Al lado de ella, Ray es intrascendente. Pierde su trabajo y nunca consigue otro. Sus esfuerzos están dedicados a no llevarle demasiado la contra a su mujer. Hacia el final de su vida, cobrando un seguro de desempleo, le regala a Liz el poco dinero que le sobra, menos por afecto que por un sentido de obligación. Es como si no pudiera escapar del campo gravitacional de ella y se hubiera resignado a orbitarla.
Richard Billingham nos brinda escenas que parecen extraídas de su memoria, sin filtro. Los muebles y el empapelado de época; la textura del frasco de pepinillos y de los caracoles que Jason guarda debajo de la cama; el clima opresivo de la vivienda pública, con su cuadratura apabullante; las actuaciones de Ella Smith y Justin Sallinger, como Liz y Ray, que no se limitan a reproducir los movimientos y gestos que recuerda el director, sino que le dan a sus personajes una vida y una realidad innegables, elevándolos muy por encima de lo caricaturesco.
El problema, quizás —y es un problema que, como crítico, no termino de resolver—, es que la película reproduce y confirma casi todos los clichés y prejuicios que tienen las clases media y alta sobre los menos privilegiados: el alcoholismo, la brutalidad, la falta de buenas costumbres, la dependencia de subsidios estatales.

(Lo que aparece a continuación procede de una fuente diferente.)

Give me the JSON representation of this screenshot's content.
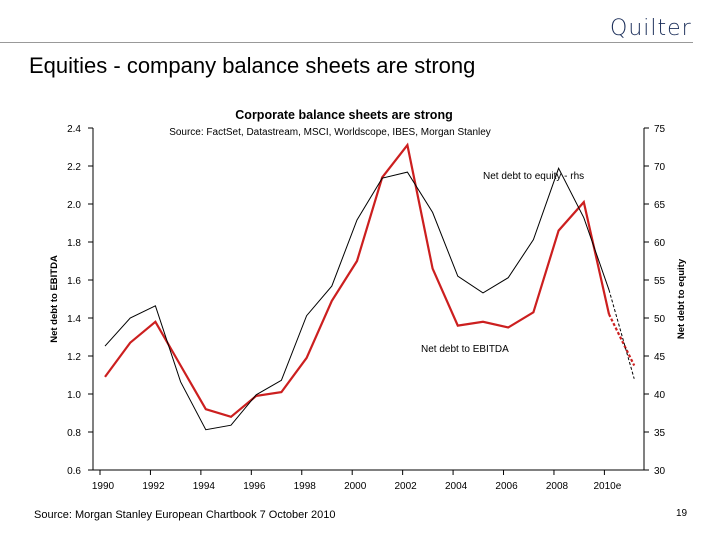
{
  "header": {
    "logo": "Quilter",
    "title": "Equities - company balance sheets are strong"
  },
  "footer": {
    "source": "Source: Morgan Stanley European Chartbook 7 October 2010",
    "page_number": "19"
  },
  "colors": {
    "ebitda": "#cc1f1f",
    "equity": "#000000",
    "logo": "#1c2f5a"
  },
  "chart_data": {
    "type": "line",
    "title": "Corporate balance sheets are strong",
    "subtitle": "Source: FactSet, Datastream, MSCI, Worldscope, IBES, Morgan Stanley",
    "ylabel": "Net debt to EBITDA",
    "y2label": "Net debt to equity",
    "ylim": [
      0.6,
      2.4
    ],
    "y2lim": [
      30,
      75
    ],
    "yticks": [
      "0.6",
      "0.8",
      "1.0",
      "1.2",
      "1.4",
      "1.6",
      "1.8",
      "2.0",
      "2.2",
      "2.4"
    ],
    "y2ticks": [
      "30",
      "35",
      "40",
      "45",
      "50",
      "55",
      "60",
      "65",
      "70",
      "75"
    ],
    "xticks": [
      "1990",
      "1992",
      "1994",
      "1996",
      "1998",
      "2000",
      "2002",
      "2004",
      "2006",
      "2008",
      "2010e"
    ],
    "grid": false,
    "x": [
      1990,
      1991,
      1992,
      1993,
      1994,
      1995,
      1996,
      1997,
      1998,
      1999,
      2000,
      2001,
      2002,
      2003,
      2004,
      2005,
      2006,
      2007,
      2008,
      2009,
      2010,
      2011
    ],
    "series": [
      {
        "name": "Net debt to EBITDA",
        "axis": "left",
        "color": "#cc1f1f",
        "values": [
          1.09,
          1.27,
          1.38,
          1.15,
          0.92,
          0.88,
          0.99,
          1.01,
          1.19,
          1.49,
          1.7,
          2.14,
          2.31,
          1.66,
          1.36,
          1.38,
          1.35,
          1.43,
          1.86,
          2.01,
          1.42,
          1.15
        ],
        "forecast_from": 2010
      },
      {
        "name": "Net debt to equity - rhs",
        "axis": "right",
        "color": "#000000",
        "values": [
          46.3,
          50.0,
          51.6,
          41.6,
          35.3,
          35.9,
          39.9,
          41.8,
          50.3,
          54.2,
          62.9,
          68.4,
          69.2,
          63.9,
          55.5,
          53.3,
          55.3,
          60.3,
          69.7,
          63.2,
          53.7,
          42.0
        ],
        "forecast_from": 2010
      }
    ]
  }
}
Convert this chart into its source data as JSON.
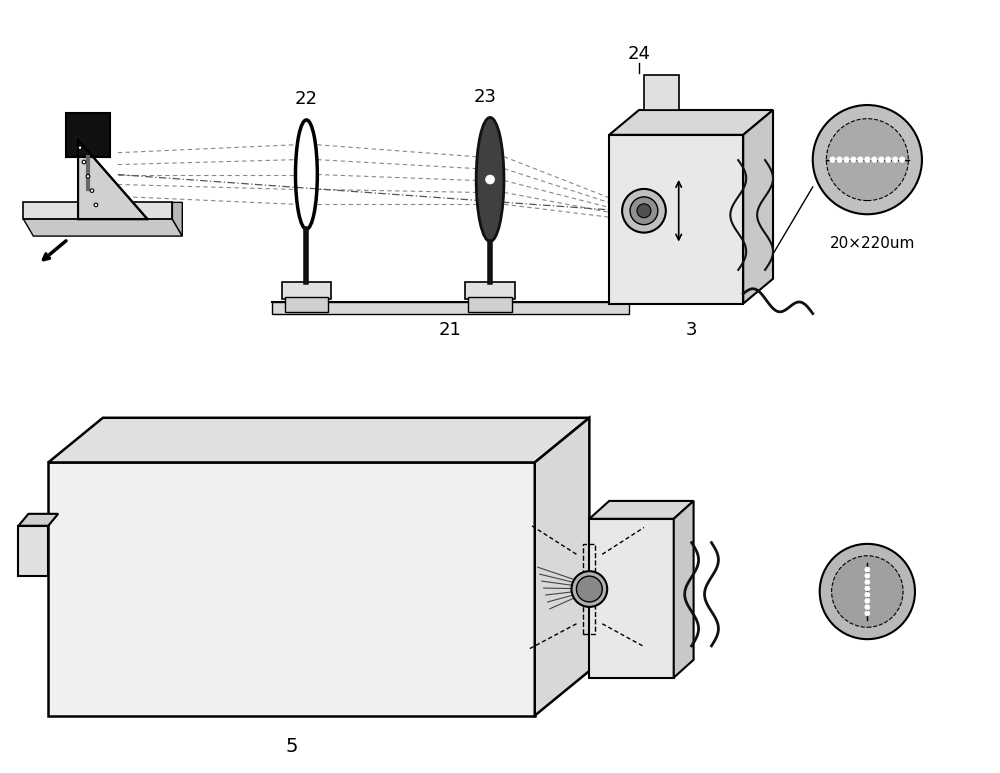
{
  "bg_color": "#ffffff",
  "line_color": "#000000",
  "gray_color": "#888888",
  "light_gray": "#cccccc",
  "dark_gray": "#555555",
  "green_line": "#00aa00",
  "red_line": "#cc0000",
  "label_22": "22",
  "label_23": "23",
  "label_24": "24",
  "label_21": "21",
  "label_3": "3",
  "label_5": "5",
  "label_dim": "20×220um"
}
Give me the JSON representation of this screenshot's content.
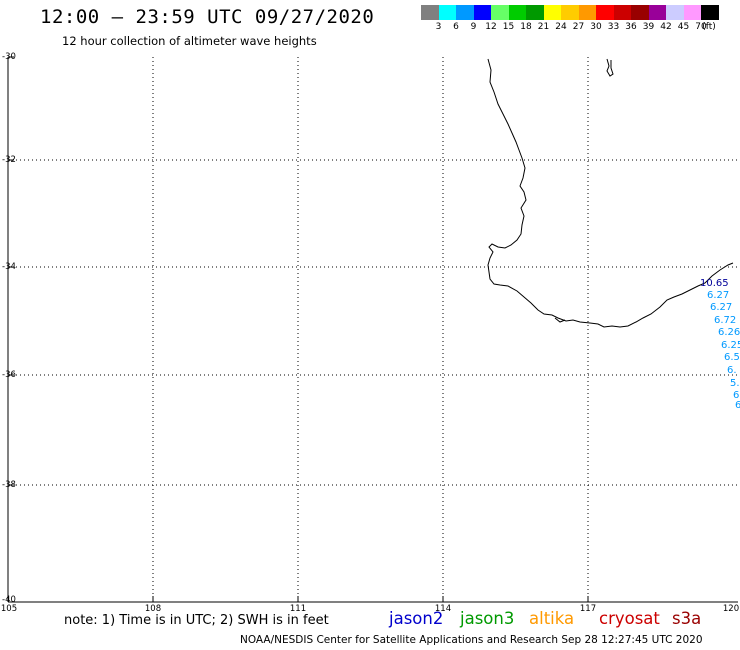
{
  "header": {
    "title": "12:00 – 23:59 UTC 09/27/2020",
    "subtitle": "12 hour collection of altimeter wave heights"
  },
  "legend": {
    "colors": [
      "#808080",
      "#00ffff",
      "#0099ff",
      "#0000ff",
      "#66ff66",
      "#00cc00",
      "#009900",
      "#ffff00",
      "#ffcc00",
      "#ff9900",
      "#ff0000",
      "#cc0000",
      "#990000",
      "#990099",
      "#ccccff",
      "#ff99ff",
      "#000000"
    ],
    "labels": [
      "3",
      "6",
      "9",
      "12",
      "15",
      "18",
      "21",
      "24",
      "27",
      "30",
      "33",
      "36",
      "39",
      "42",
      "45",
      "70",
      "(ft)"
    ]
  },
  "axes": {
    "y_labels": [
      "-30",
      "-32",
      "-34",
      "-36",
      "-38",
      "-40"
    ],
    "x_labels": [
      "105",
      "108",
      "111",
      "114",
      "117",
      "120"
    ]
  },
  "observations": [
    {
      "text": "10.65",
      "color": "#000099"
    },
    {
      "text": "6.27",
      "color": "#0099ff"
    },
    {
      "text": "6.27",
      "color": "#0099ff"
    },
    {
      "text": "6.72",
      "color": "#0099ff"
    },
    {
      "text": "6.26",
      "color": "#0099ff"
    },
    {
      "text": "6.25",
      "color": "#0099ff"
    },
    {
      "text": "6.5",
      "color": "#0099ff"
    },
    {
      "text": "6.",
      "color": "#0099ff"
    },
    {
      "text": "5.",
      "color": "#0099ff"
    },
    {
      "text": "6",
      "color": "#0099ff"
    },
    {
      "text": "6",
      "color": "#0099ff"
    }
  ],
  "footer": {
    "note": "note: 1) Time is in UTC; 2) SWH is in feet",
    "credit": "NOAA/NESDIS Center for Satellite Applications and Research   Sep 28 12:27:45 UTC 2020"
  },
  "satellites": [
    {
      "name": "jason2",
      "color": "#0000cc"
    },
    {
      "name": "jason3",
      "color": "#009900"
    },
    {
      "name": "altika",
      "color": "#ff9900"
    },
    {
      "name": "cryosat",
      "color": "#cc0000"
    },
    {
      "name": "s3a",
      "color": "#990000"
    }
  ]
}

Obviamente, no podemos negarle sus recuerdos al director. Tampoco, pienso, podemos olvidarnos de alguien clave en esta ecuación: el espectador. Desde hace más de veinte años, Richard Billingham, hijo de un barrio obrero de Inglaterra, viene retratando a sus padres de la manera más honesta y cruda posible, y sus públicos siempre han sido elitistas, en galerías de arte o —ahora— festivales de cine. Hay un elemento de confrontación en esta dinámica. Richard filma y fotografía lo que conoce, y exige que el público lo acepte como es. Desde este punto de vista, que sus padres reflejen ciertos estereotipos no significa nada. Ellos no son Los Pobres, con mayúscula; son apenas Ray y Liz, como anuncia el título. Y por lo tanto, si un espectador piensa ver confirmados sus prejuicios, eso diría más del espectador que del artista.